For three days Lanny Wadkins and Steve Melnyk gave the touring pros lessons in the care and feeding of a hellish golf course. Then an old Master showed that patience counts for something
December 07, 1970

Those well-heeled pilgrims of professional golf made their second annual Thanksgiving landing off the South Carolina coast last week to eat turkey, watch TV football and, as it turned out, get strangled on a little number known as the Heritage Classic, played on one of the meanest, orneriest courses that Arnold Palmer, Jack Nicklaus or Miles Standish ever shook a four-iron at. The Harbour Town Golf Links at the tip of Hilton Head Island seemed to frustrate everybody but two smart and sassy amateurs who sauntered around the snaking bunkers and yawning marshes as if they owned the place. And as if one of them was going to win.
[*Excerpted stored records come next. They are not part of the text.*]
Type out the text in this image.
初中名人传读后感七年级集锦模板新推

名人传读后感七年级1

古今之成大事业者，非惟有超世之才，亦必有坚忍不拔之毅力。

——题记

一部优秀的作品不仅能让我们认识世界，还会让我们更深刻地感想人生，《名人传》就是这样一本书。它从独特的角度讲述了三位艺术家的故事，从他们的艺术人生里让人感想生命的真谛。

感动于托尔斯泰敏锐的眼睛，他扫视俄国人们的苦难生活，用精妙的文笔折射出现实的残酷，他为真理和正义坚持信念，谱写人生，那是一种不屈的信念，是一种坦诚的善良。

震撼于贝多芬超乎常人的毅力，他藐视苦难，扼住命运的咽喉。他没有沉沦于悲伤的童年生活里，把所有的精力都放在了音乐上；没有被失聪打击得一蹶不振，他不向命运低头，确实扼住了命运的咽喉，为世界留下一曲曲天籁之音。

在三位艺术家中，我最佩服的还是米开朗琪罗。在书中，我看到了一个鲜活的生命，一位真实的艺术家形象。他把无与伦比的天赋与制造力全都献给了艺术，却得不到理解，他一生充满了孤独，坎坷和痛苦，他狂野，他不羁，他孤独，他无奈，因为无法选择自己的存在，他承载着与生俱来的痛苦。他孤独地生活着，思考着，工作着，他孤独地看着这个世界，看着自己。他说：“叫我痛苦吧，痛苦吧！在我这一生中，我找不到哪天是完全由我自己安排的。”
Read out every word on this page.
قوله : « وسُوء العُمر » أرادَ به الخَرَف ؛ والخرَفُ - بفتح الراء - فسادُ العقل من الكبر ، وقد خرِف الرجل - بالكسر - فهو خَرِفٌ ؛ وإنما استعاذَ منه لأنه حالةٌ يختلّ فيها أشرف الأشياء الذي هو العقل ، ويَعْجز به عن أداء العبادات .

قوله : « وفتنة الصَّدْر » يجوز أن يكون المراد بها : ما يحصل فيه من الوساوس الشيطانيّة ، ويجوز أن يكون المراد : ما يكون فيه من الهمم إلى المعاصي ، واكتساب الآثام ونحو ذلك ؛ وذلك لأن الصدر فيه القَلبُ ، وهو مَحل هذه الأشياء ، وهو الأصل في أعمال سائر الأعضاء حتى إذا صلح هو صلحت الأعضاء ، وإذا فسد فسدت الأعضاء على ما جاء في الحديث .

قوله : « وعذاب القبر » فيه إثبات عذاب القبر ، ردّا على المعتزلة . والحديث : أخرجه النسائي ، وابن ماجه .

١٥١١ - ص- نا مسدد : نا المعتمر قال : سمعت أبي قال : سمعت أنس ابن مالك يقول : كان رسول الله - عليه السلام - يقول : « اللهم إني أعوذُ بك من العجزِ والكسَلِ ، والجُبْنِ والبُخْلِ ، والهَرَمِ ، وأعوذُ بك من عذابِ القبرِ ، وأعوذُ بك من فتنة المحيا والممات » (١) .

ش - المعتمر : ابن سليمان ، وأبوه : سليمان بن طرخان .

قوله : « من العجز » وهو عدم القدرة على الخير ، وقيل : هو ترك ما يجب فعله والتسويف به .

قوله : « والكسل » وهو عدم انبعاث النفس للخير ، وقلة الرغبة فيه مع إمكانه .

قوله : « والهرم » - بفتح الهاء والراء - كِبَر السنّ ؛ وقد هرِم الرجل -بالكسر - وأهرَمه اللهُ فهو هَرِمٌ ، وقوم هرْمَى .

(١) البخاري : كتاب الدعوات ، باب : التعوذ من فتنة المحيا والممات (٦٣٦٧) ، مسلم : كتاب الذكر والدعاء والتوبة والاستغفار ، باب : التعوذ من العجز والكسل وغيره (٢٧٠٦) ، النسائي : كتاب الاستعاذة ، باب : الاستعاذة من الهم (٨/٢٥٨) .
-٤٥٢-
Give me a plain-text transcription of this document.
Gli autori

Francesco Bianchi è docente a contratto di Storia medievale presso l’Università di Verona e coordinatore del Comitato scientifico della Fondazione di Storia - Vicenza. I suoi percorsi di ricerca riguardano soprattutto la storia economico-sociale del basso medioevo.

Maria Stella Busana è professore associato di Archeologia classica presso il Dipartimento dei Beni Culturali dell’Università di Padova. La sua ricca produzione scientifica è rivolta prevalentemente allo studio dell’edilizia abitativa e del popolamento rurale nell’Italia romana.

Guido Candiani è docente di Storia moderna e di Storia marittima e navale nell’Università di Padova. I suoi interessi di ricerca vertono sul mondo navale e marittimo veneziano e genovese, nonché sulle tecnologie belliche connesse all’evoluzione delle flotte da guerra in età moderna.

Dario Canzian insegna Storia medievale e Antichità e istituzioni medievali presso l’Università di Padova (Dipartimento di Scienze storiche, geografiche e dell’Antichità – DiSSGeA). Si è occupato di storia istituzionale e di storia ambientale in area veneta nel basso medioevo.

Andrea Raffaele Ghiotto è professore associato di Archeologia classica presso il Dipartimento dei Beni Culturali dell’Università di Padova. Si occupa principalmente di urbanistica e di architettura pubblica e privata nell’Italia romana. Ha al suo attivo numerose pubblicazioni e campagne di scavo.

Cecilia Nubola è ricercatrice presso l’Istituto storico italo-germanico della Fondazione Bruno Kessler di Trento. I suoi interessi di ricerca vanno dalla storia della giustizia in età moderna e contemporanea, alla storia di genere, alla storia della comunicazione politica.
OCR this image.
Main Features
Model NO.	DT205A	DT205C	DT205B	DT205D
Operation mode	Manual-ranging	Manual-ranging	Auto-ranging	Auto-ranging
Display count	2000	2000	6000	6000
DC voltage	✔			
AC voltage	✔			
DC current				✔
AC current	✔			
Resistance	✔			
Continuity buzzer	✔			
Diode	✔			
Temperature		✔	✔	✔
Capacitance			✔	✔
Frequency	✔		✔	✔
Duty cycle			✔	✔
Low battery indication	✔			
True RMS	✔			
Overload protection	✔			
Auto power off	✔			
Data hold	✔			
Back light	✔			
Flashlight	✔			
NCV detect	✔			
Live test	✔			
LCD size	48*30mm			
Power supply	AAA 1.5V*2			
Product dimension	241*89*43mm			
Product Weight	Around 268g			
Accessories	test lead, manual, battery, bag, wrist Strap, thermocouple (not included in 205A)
The upstarts were 250-pound Steve Melnyk, who from a distance—say, the length of one of his prodigious drives—resembles an alpaca mashed potato but who is really a solid citizen and businessman from Jacksonville, and Lanny Wadkins, a 20-year-old junior from Wake Forest with a curl in the middle of his forehead and the features of a matinee idol. Both Melnyk and Wadkins own U.S. Amateur championships, and at Hilton Head they demonstrated why to the more experienced pros trying to negotiate pines, oaks, palmettos, Spanish moss, dirt hazards, walls of planks, railroad ties, several alligators and a decaying cemetery, those being some of the dangers awaiting one and all at Harbour Town.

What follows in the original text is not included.